Imagine this scenario:
A wealthy owner of a successful bodega located on an exceptionally busy corner in a large and very prosperous city decides to take more time to pursue his hobbies and generally enjoy the life that his success has earned. He hires a group of teenagers to run the store in his absence and begins to spend quality time with his family and friends.
At first the teenagers perform passably well at the job, but with time the temptation of the freedom and authority they have been given, coupled with the owner’s lack of active oversight, prove too much for them to resist, and they begin to take advantage of their position.
The bodega is a very popular spot, and people from all over the city come in and out. The teenagers’ friends are frequent visitors, and the high profile and visibility of their job substantially increase their individual social standing with their peers. They become
“quasi-rock stars” within their friend community, and to keep up the adulation, they pass put candy and occasionally look the other way when friends engage in the “five finger discount.” The bodega’s business is so brisk, and the owner so disengaged, that the decreases in inventory and profits are too small to notice.
After a while, the teenagers get very, very comfortable in their positions. They decide that they really don’t want to do the hard and tedious tasks involved in running the bodega, like managing inventory, sweeping and mopping the floor, and operating the cash register, so they hire younger teenagers (without the owner’s knowledge or permission) to do those jobs, and spend most of their time in the owner’s office in the back, talking with each other and their friends, texting on their phones, and playing video games. All in all, it is a very good life.

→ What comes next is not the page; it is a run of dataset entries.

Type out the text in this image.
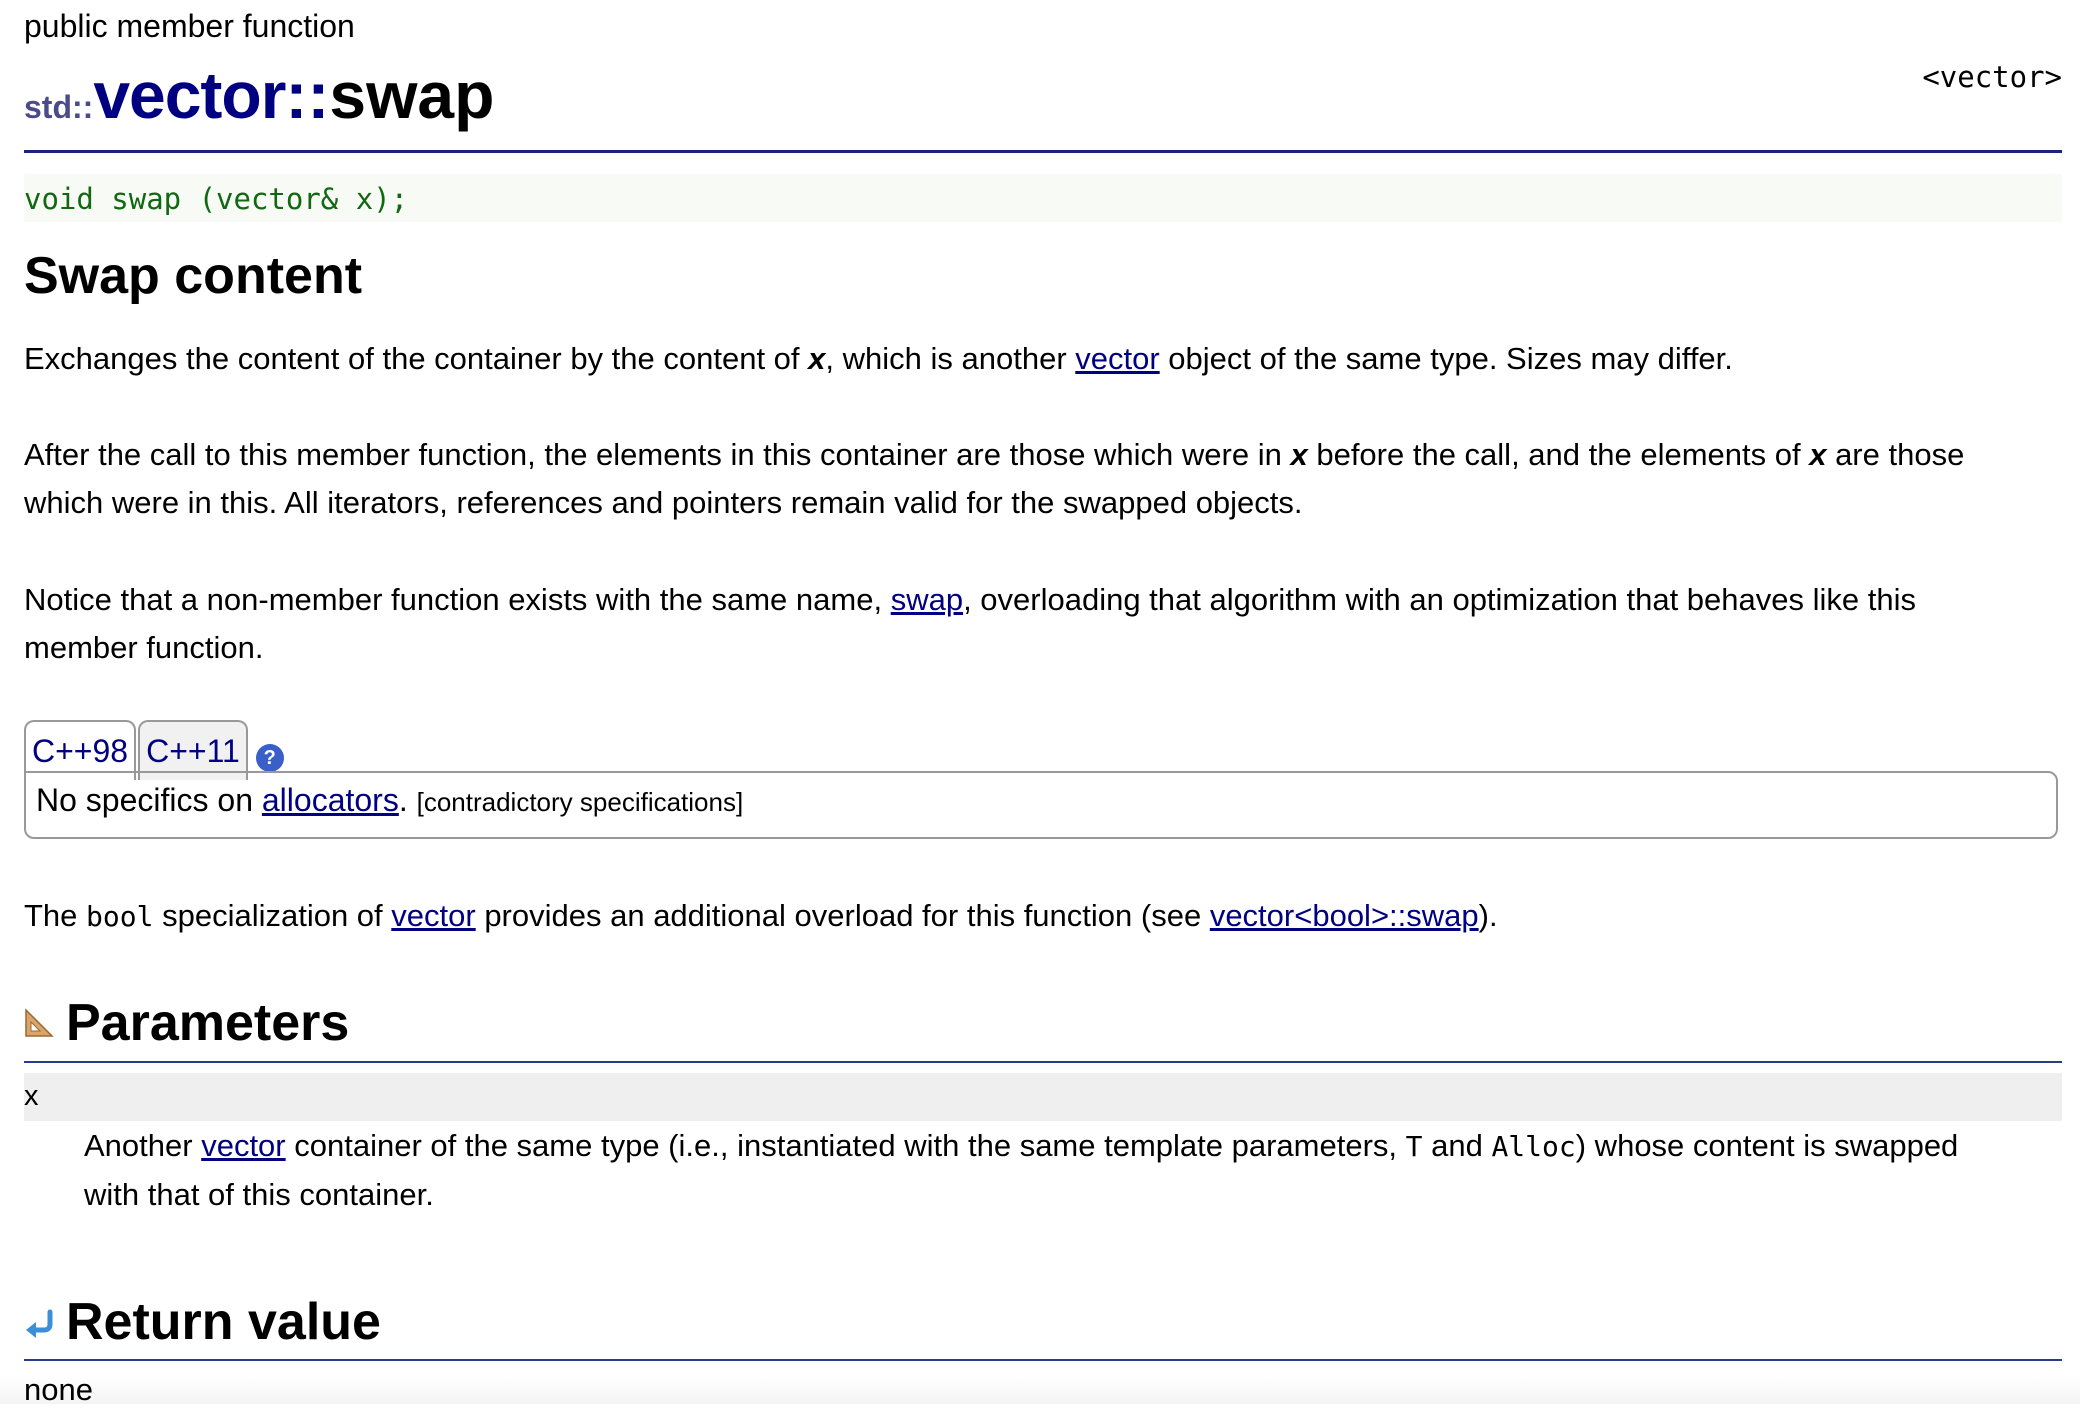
public member function
<vector>
std::vector::swap
void swap (vector& x);
Swap content
Exchanges the content of the container by the content of x, which is another vector object of the same type. Sizes may differ.
After the call to this member function, the elements in this container are those which were in x before the call, and the elements of x are those
which were in this. All iterators, references and pointers remain valid for the swapped objects.
Notice that a non-member function exists with the same name, swap, overloading that algorithm with an optimization that behaves like this
member function.
C++98 C++11	?
No specifics on allocators. [contradictory specifications]
The bool specialization of vector provides an additional overload for this function (see vector<bool>::swap).
Parameters
x
Another vector container of the same type (i.e., instantiated with the same template parameters, T and Alloc) whose content is swapped
with that of this container.
Return value
none
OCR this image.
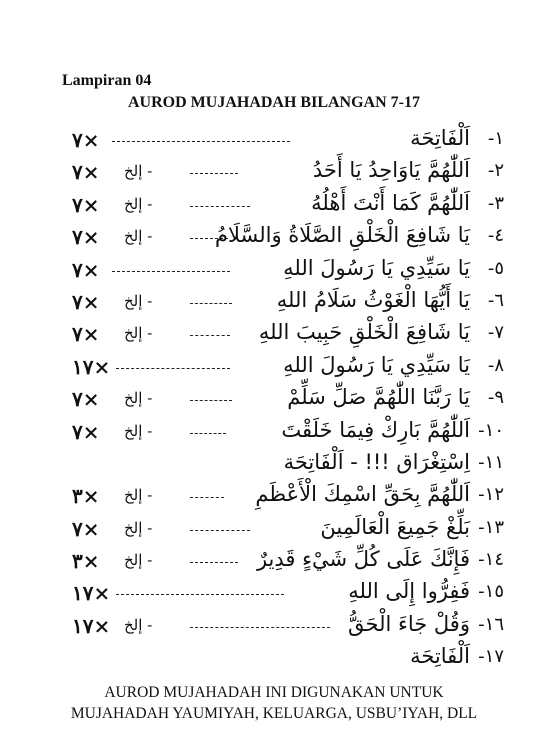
Lampiran 04
AUROD MUJAHADAH BILANGAN 7-17
٧×	اَلْفَاتِحَة ١-
٧× إلخ -	اَللّٰهُمَّ يَاوَاحِدُ يَا أَحَدُ ٢-
٧× إلخ -	اَللّٰهُمَّ كَمَا أَنْتَ أَهْلُهُ ٣-
٧× إلخ -	يَا شَافِعَ الْخَلْقِ الصَّلَاةُ وَالسَّلَامُ ٤-
٧×	يَا سَيِّدِي يَا رَسُولَ اللهِ ٥-
٧× إلخ -	يَا أَيُّهَا الْغَوْثُ سَلَامُ اللهِ ٦-
٧× إلخ -	يَا شَافِعَ الْخَلْقِ حَبِيبَ اللهِ ٧-
١٧×	يَا سَيِّدِي يَا رَسُولَ اللهِ ٨-
٧× إلخ -	يَا رَبَّنَا اللّٰهُمَّ صَلِّ سَلِّمْ ٩-
٧× إلخ -	اَللّٰهُمَّ بَارِكْ فِيمَا خَلَقْتَ ١٠-
اِسْتِغْرَاق !!! - اَلْفَاتِحَة ١١-
٣× إلخ -	اَللّٰهُمَّ بِحَقِّ اسْمِكَ الْأَعْظَمِ ١٢-
٧× إلخ -	بَلِّغْ جَمِيعَ الْعَالَمِينَ ١٣-
٣× إلخ -	فَإِنَّكَ عَلَى كُلِّ شَيْءٍ قَدِيرٌ ١٤-
١٧×	فَفِرُّوا إِلَى اللهِ ١٥-
١٧× إلخ -	وَقُلْ جَاءَ الْحَقُّ ١٦-
اَلْفَاتِحَة ١٧-
AUROD MUJAHADAH INI DIGUNAKAN UNTUK
MUJAHADAH YAUMIYAH, KELUARGA, USBU’IYAH, DLL
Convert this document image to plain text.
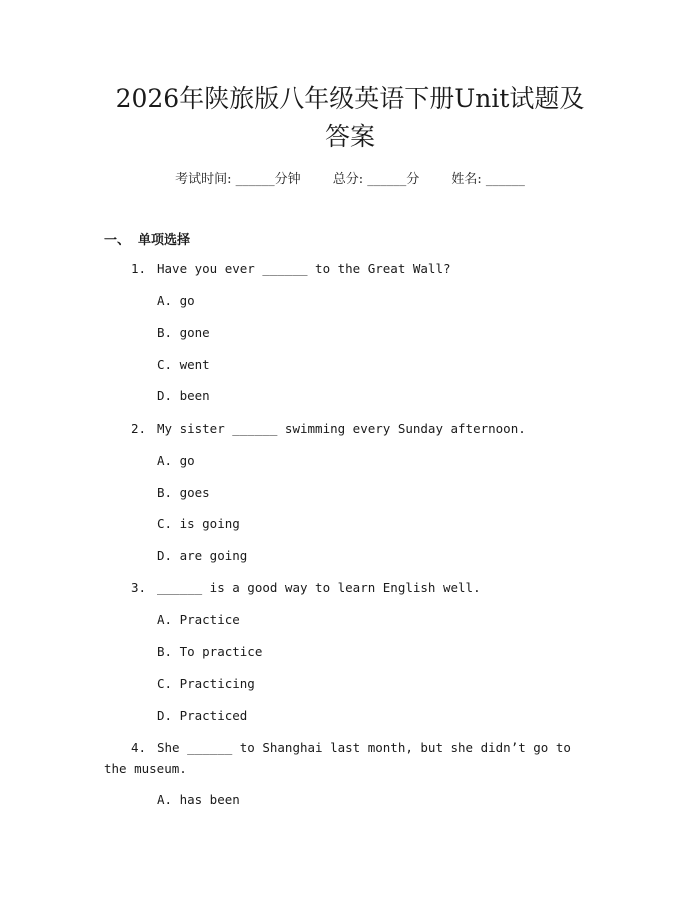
2026年陕旅版八年级英语下册Unit试题及
答案
考试时间: ______分钟 总分: ______分 姓名: ______
一、 单项选择
1. Have you ever ______ to the Great Wall?
A. go
B. gone
C. went
D. been
2. My sister ______ swimming every Sunday afternoon.
A. go
B. goes
C. is going
D. are going
3. ______ is a good way to learn English well.
A. Practice
B. To practice
C. Practicing
D. Practiced
4. She ______ to Shanghai last month, but she didn’t go to the museum.
A. has been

The owner is similarly enjoying his good life. From time to time, his friends share their concerns that all is not well at the bodega, and even provide details of what is going on. But the owner is too consumed with his new life to get involved and tells himself that the lost inventory and profits are so small in the scheme of things that he would rather just ignore the concerns and concentrate on his own interests and passions.
The teenagers know that their good life will ultimately come to an end when they have to leave for college, which of course none of them has sufficiently saved up for. The majority of them decide to postpone college and remain in their position for much longer than they (and certainly the owner) intended. They convince themselves that they ”deserve” more money than the owner is paying them, and so begin a little business of their own selling cigarettes from the bodega’s inventory to their underage friends in exchange for cash. They justify this act of theft and betrayal by telling themselves that the owner already has more wealth than any one person should have, and anyway, if he is too stupid (their word) to pay attention to what is happening in his own store, then it’s his own fault and he deserves it.
This continues on for some time until the owner, roused to action by the crescendo of concerns raised by his friends, hires an accountant to perform an audit of the bodega’s books, discovers the extent of the fraud and betrayal, fires the teenagers and refers the matter to the local police for prosecution.
Does any of this sound familiar? Could there be some parallels in real life? Perhaps with respect to the way in which our national and state governments have come to operate?
Aren’t we, the citizens of this nation, like the owner who entrusted his future financial security to others, in our case our elected government representatives? Haven’t many of them, over the years, betrayed our trust by being ineffective or unfaithful stewards of our collective resources? Haven’t they created and hired at our expense an entire secondary layer of governmental management not subject to our selection or control? Haven’t they then delegated (abdicated really) to these secondary managers the authority to perform the tasks which they were hired for? Haven’t many of them remained in their positions too long, much longer certainly than the framers of our Constitution ever contemplated?
Isn’t it the case that many of our elected representative have used the power and prestige of their (temporary) positions, and portions of our collective resources, to advance their own personal objectives – power, fame, financial gain, ideology – and “feather their nests” in preparation for post-service careers that leverage the connections made and favors given while in office? Haven’t “we the people,” as the true sovereign power of our nation and our respective states, been somewhat complicit in all this through our own understandable but dangerous overlooking of the signs and ignoring of the warnings that increasingly intrude into our consciousness as we try simply to live our own lives and pursue our own happiness? Have we not in effect earned the apparent disdain of our current political ruling class, which increasingly exhibits its contempt for the people it its intended to serve by misleading and misinforming us, and treating us like sheep to be led and to obey?
Will we continue to be like the owner, who dismisses the reality of his betrayal by counting it too small to worry about? Or will we, finally, wake up to the urgent need to reassert our sovereignty and take back control of our government?
Do we as a people care enough about the future of our democratic society – including its security, both physical and financial, and its foundational objectives of preserving life, liberty and the pursuit of happiness – to act as the owner eventually did? No one is entitled to serve in elective office, or to remain therein beyond a reasonable time. We have the power to elect – and un-elect – the people who should be working day and night exclusively in our best interests. We must exercise that right intelligently, responsibly and regularly. That is the only way in which we can hold our governments accountable and responsive to our collective will.
Sheep cannot vote. Sheep are led, and where they are typically led to is nowhere we should want to go. Let’s not be sheep. Let’s let our political leaders know that they are the ones who need to be listening to our voice. And let us remember -- our vote is our voice.